Exponential families

We spent a lot of time talking about normally distributed random variables. Although we did not dig deep yet into normal models (in the sense of exploring Chapter 7), you already have a sense of the neatness in the analytical results provided by this parametric family.

There is actually another parametric family discovered around the 1950s, which includes the normal, that has been the subject of extensive research around the late 1970s until now. This family has a structure which allows for “almost” exact results which somehow parallel the exact results provided by the normal family. This family is called the exponential family or Koopman-Darmois-Pitman family. Bradley Efron actually states in his recent book on exponential families that “My own experience has been that when I can put a problem, applied or theoretical, into an exponential family framework, a solution is often imminent.”
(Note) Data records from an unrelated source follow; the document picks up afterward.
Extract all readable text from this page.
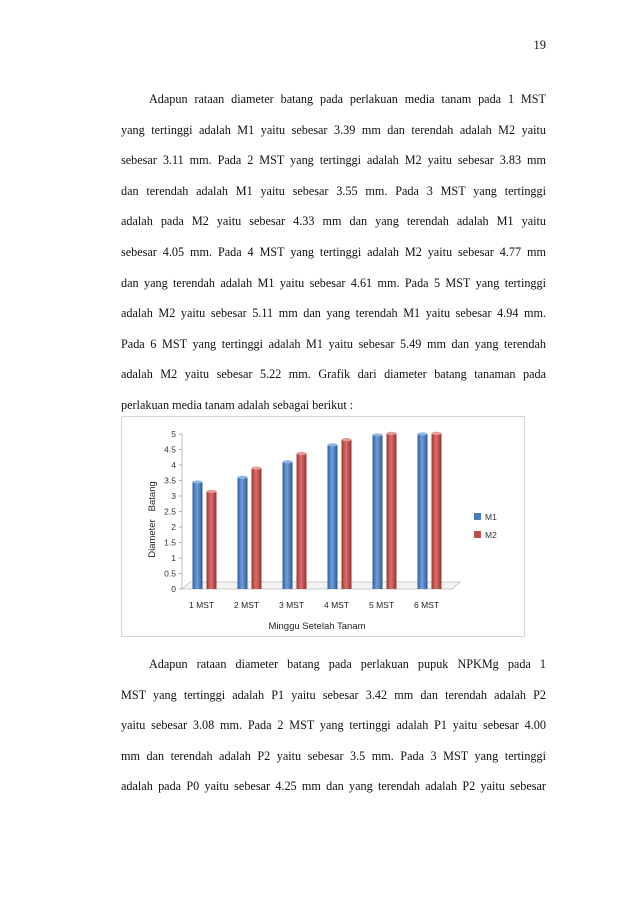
19

Adapun rataan diameter batang pada perlakuan media tanam pada 1 MST
yang tertinggi adalah M1 yaitu sebesar 3.39 mm dan terendah adalah M2 yaitu
sebesar 3.11 mm. Pada 2 MST yang tertinggi adalah M2 yaitu sebesar 3.83 mm
dan terendah adalah M1 yaitu sebesar 3.55 mm. Pada 3 MST yang tertinggi
adalah pada M2 yaitu sebesar 4.33 mm dan yang terendah adalah M1 yaitu
sebesar 4.05 mm. Pada 4 MST yang tertinggi adalah M2 yaitu sebesar 4.77 mm
dan yang terendah adalah M1 yaitu sebesar 4.61 mm. Pada 5 MST yang tertinggi
adalah M2 yaitu sebesar 5.11 mm dan yang terendah M1 yaitu sebesar 4.94 mm.
Pada 6 MST yang tertinggi adalah M1 yaitu sebesar 5.49 mm dan yang terendah
adalah M2 yaitu sebesar 5.22 mm. Grafik dari diameter batang tanaman pada
perlakuan media tanam adalah sebagai berikut :

0
0.5
1
1.5
2
2.5
3
3.5
4
4.5
5
Diameter   Batang
1 MST 2 MST 3 MST 4 MST 5 MST 6 MST
Minggu Setelah Tanam
M1
M2

Adapun rataan diameter batang pada perlakuan pupuk NPKMg pada 1
MST yang tertinggi adalah P1 yaitu sebesar 3.42 mm dan terendah adalah P2
yaitu sebesar 3.08 mm. Pada 2 MST yang tertinggi adalah P1 yaitu sebesar 4.00
mm dan terendah adalah P2 yaitu sebesar 3.5 mm. Pada 3 MST yang tertinggi
adalah pada P0 yaitu sebesar 4.25 mm dan yang terendah adalah P2 yaitu sebesar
LM Exercise 5.6.9 has a definition of an exponential family. It is special enough that it has links to sufficiency and the Cramér-Rao lower bound. The exercise also asks you to show that a sufficient statistic exists for an exponential family. Try checking whether some of the special distributions you know is actually a member of the exponential family. Finally, it can be shown that the Cramér-Rao lower bound is attained by exponential families.